Bonds continue to provide significant diversification benefits for investors, and in most cases offer negative correlation to equities. This reduces portfolio volatility and provides the shock absorber for portfolios in times of economic and equity market stress. These positive characteristics should not be forgotten even though the bond investing environment is more challenging looking forward.

 

Jim McKay is Director of Advisory Services at Franklin Templeton Investments.

 

3 Comments
Warren Bird
December 01, 2013

Of course you could accept the fact that rising yields produce higher returns and just relax. I've been writing and speaking for 20 years about the misplaced fear of rising bond yields. It's a simple message: fixed interest investing is all about the interest you earn. As yields go up, you get to reinvest income or maturing bonds at those higher yields, which ratchets up your interest earnings.

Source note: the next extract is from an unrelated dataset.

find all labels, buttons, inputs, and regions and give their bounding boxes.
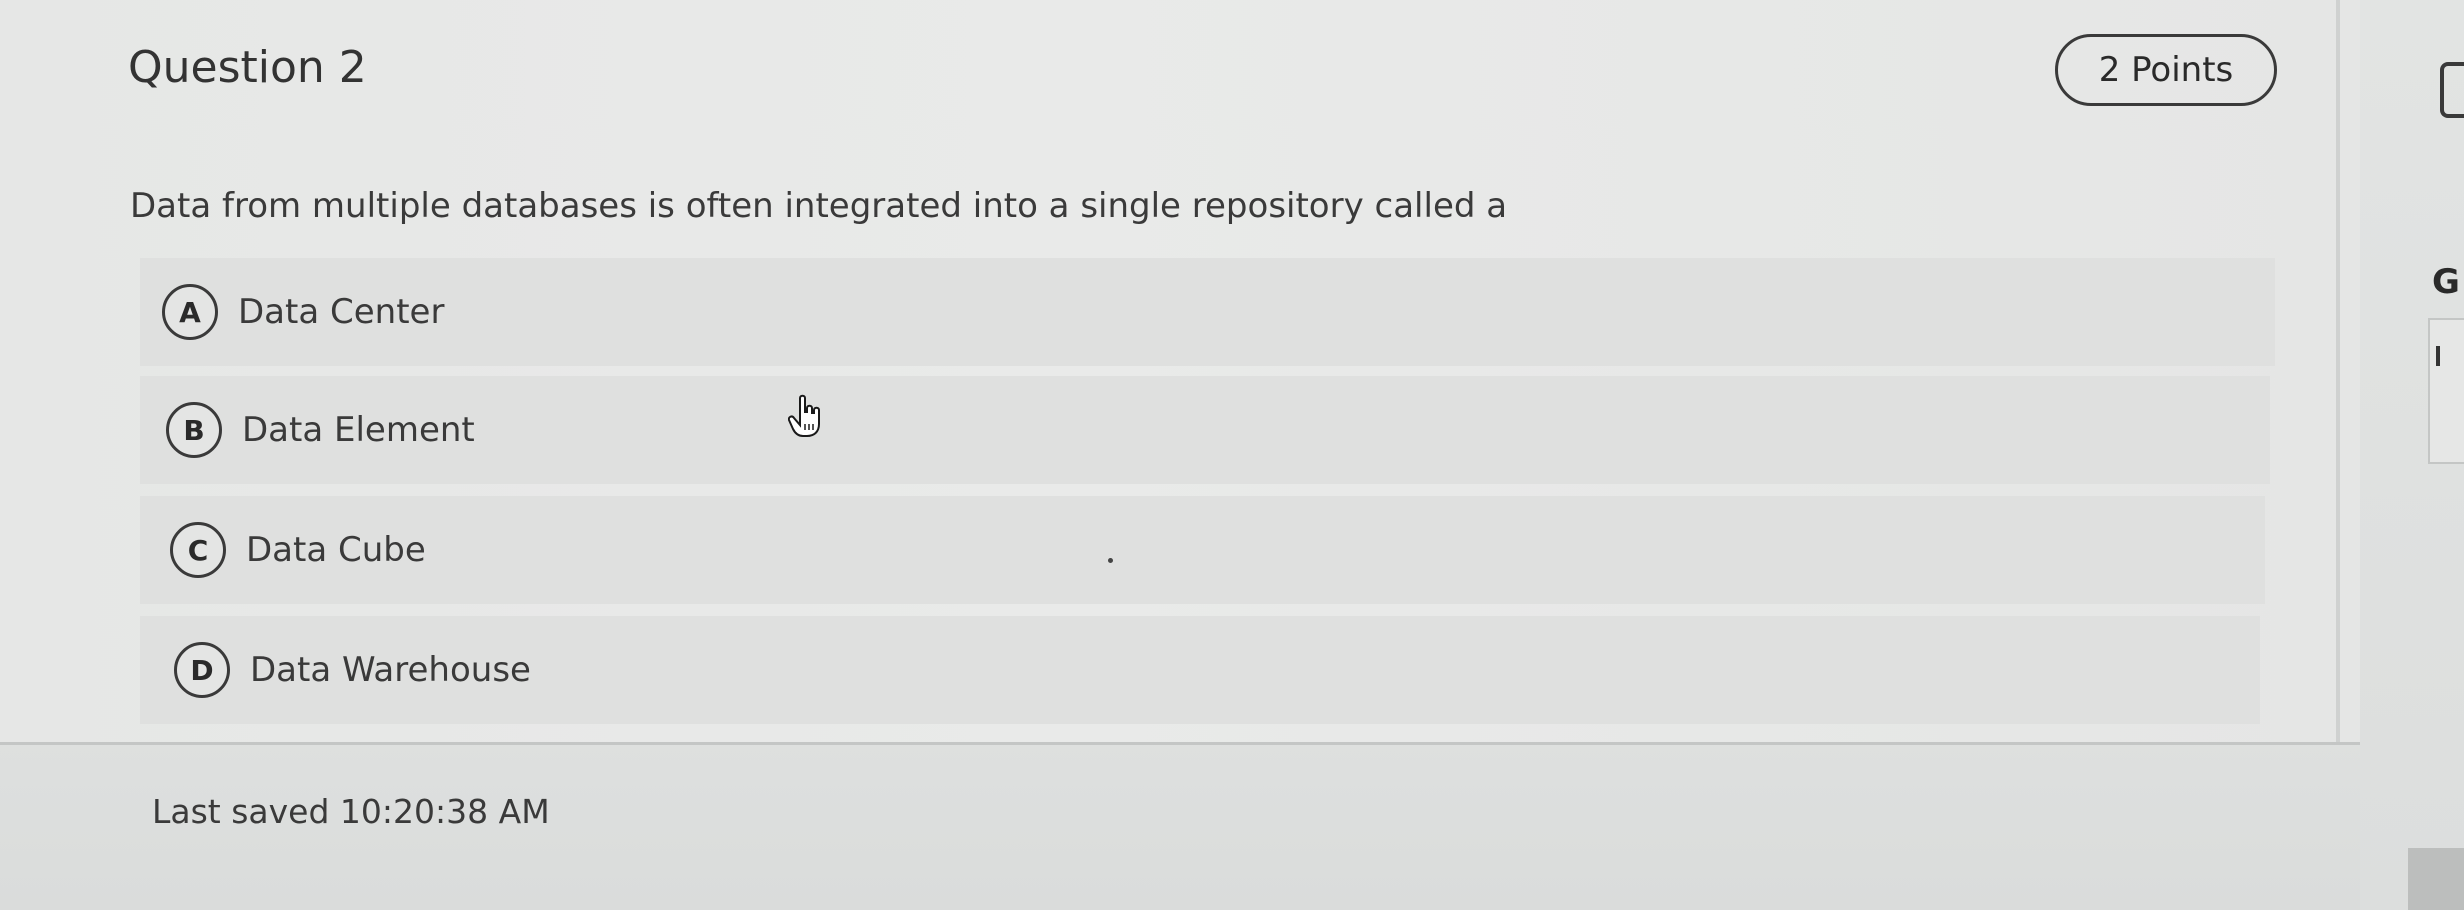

Bond price volatility is just that - volatility. I'll write a longer response in the new Caveat Emptor section later this week.

Dr NRL
December 03, 2013

"Lower long term rates make companies more willing to borrow to invest and expand their businesses, resulting in economic expansion and increasing employment..."

Interest rates are just one of the factors that govern investment decisions. A company's own debt level, access to funds, and the expected return generated by investment (the spread between the asset return vs debt liability) are major determinants.

Mostly, though, businesses invest when they are swamped with demand for their products, not the reverse.

The quote from your article above describes the trickle-down effect (or supply-side concept) that suggests, in homily fashion, that a rising tide (of investment, but mostly tax breaks for business and high income earners) lifts all boats. However, as reality has so rudely demonstrated, the returns to labour and capital are far from proportional. Trickle-down policies like QE don't work.

QE simply does not work to boost the economy because there isn't a reliable transmission mechanism. Merely trying to reduce rates by an extra 50bps or so while the private sector prefers to 'net save' and deleverage is just madness (but they're trying it anyway ... still).

And the Fed hasn't been 'printing' money as you say. It has been crediting bank reserve accounts with reserves (which aren't 'tinder' for future lending by banks), whilst taking higher income-producing bonds out of the system. It is an asset swap with no net increase in financial assets to the private sector, and which has the added effect of taking (interest) income out of the private sector (which is then remitted to the US treasury by the Fed). You could say that QE is, in fact, more contractionary than expansionary.